Jusqu’à Les Angelas, la montée ne ressemble à rien. Le profil semble hésiter, faire diversion pour mieux cacher la suite, cruelle ! Le pourcentage varie sans cesse, oscillant de 0 à 14 %, en passant par tous les degrés possibles, avant de se stabiliser autour de 12 %. Après Les Angelas, la montée change de visage, devient encore plus éprouvante, sans répit. Tout à gauche sur mon modeste développement de moins de 2m, je suis pourtant scotché à la route à 4,5km/h… 5,5 aux moments les plus rapides ! Mes poignets n’apprécient pas de tirer sur le guidon et mes genoux sont à leur maximum, très douloureux. Je crains le pire, pourvu qu’ils tiennent bon. Je sais que je n’ai aucun moyen de m’arrêter, sinon impossible de redémarrer avec une telle pente.
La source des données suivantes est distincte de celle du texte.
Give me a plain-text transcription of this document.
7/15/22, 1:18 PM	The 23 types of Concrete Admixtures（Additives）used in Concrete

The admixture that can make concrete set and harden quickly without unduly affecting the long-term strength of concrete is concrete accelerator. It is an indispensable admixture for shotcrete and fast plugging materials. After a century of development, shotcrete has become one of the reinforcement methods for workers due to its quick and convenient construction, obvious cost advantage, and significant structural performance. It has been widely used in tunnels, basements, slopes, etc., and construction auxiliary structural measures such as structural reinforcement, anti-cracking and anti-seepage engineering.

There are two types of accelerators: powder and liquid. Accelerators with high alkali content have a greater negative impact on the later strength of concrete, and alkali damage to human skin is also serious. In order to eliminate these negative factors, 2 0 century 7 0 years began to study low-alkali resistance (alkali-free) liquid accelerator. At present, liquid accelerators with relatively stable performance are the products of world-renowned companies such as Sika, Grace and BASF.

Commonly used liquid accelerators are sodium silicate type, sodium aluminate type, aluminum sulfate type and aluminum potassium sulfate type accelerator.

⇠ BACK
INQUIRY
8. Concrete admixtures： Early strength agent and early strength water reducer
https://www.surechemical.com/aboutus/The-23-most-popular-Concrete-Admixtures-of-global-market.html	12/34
Tenir debout aussi lentement sans tomber est déjà presque un exploit ! Je sers les dents, chaque tour de roue donne une avancée insignifiante, ridicule. Mais dans le fond, progresser, même de façon dérisoire, a toujours fait rapprocher du but. Les mouches qui ne me quittent pas depuis le pied du col, commencent à sérieusement m’exaspérer. Pas moyen de les distancer, je suis une victime de choix pour les insectes, et je le resterai dans toute la montée, saletés de bestioles ! Je suis surpris de ne pas chuter à rouler si poussivement en côte. Seul point positif, la plupart de l’ascension se fait à l’ombre des arbres, il ne manquerait plus que la canicule s’en mêle ! À trois reprises, je n’en crois pas mon altimètre, qui indique 17 et jusqu’à 20 %… mais ils doivent sans doute être bien là. En appuyant sur les pédales je me passe en boucle les paroles de Popstitute d’Indochine. « … Oh par ici. Juste envie d’aller faire un tour en enfer. We want to be alive. Juste envie d’essayer un tour au paradis. We want to be alive… ». La montée est tellement rugueuse que les deux ou trois moments où le pourcentage descend à 8 % j’ai l’impression d’être dans un replat ! Je persiste encore et toujours pour ne pas mettre pied à terre, j’écrase les pédales plus que je ne les tourne, mes genoux se grippent sous la pression. Je plaque fermement ma paume sur la rotule pour la décoincer, atténuer la souffrance, plus rien n’a d’importance… puis alors que je ne m’y attends plus, après une éternité, le sommet est enfin là, comme irréel. Un nouveau contrôle secret est le bienvenu pour faire une petite pause après ce passage dantesque. J’ai bien mérité ma photo du panneau du sommet !
En repartant je profite du petit répit jusqu’au barrage du Sautet, avant d’attaquer le Col du Festre. Je le grimperai sans forcer, tout en douceur, j’ai encore besoin de mes genoux pour la deuxième moitié de la randonnée. Ce n’est pas comme ça que je vais regagner du temps, mais petit à petit la douleur se fait moins vive, le pédalage plus fluide.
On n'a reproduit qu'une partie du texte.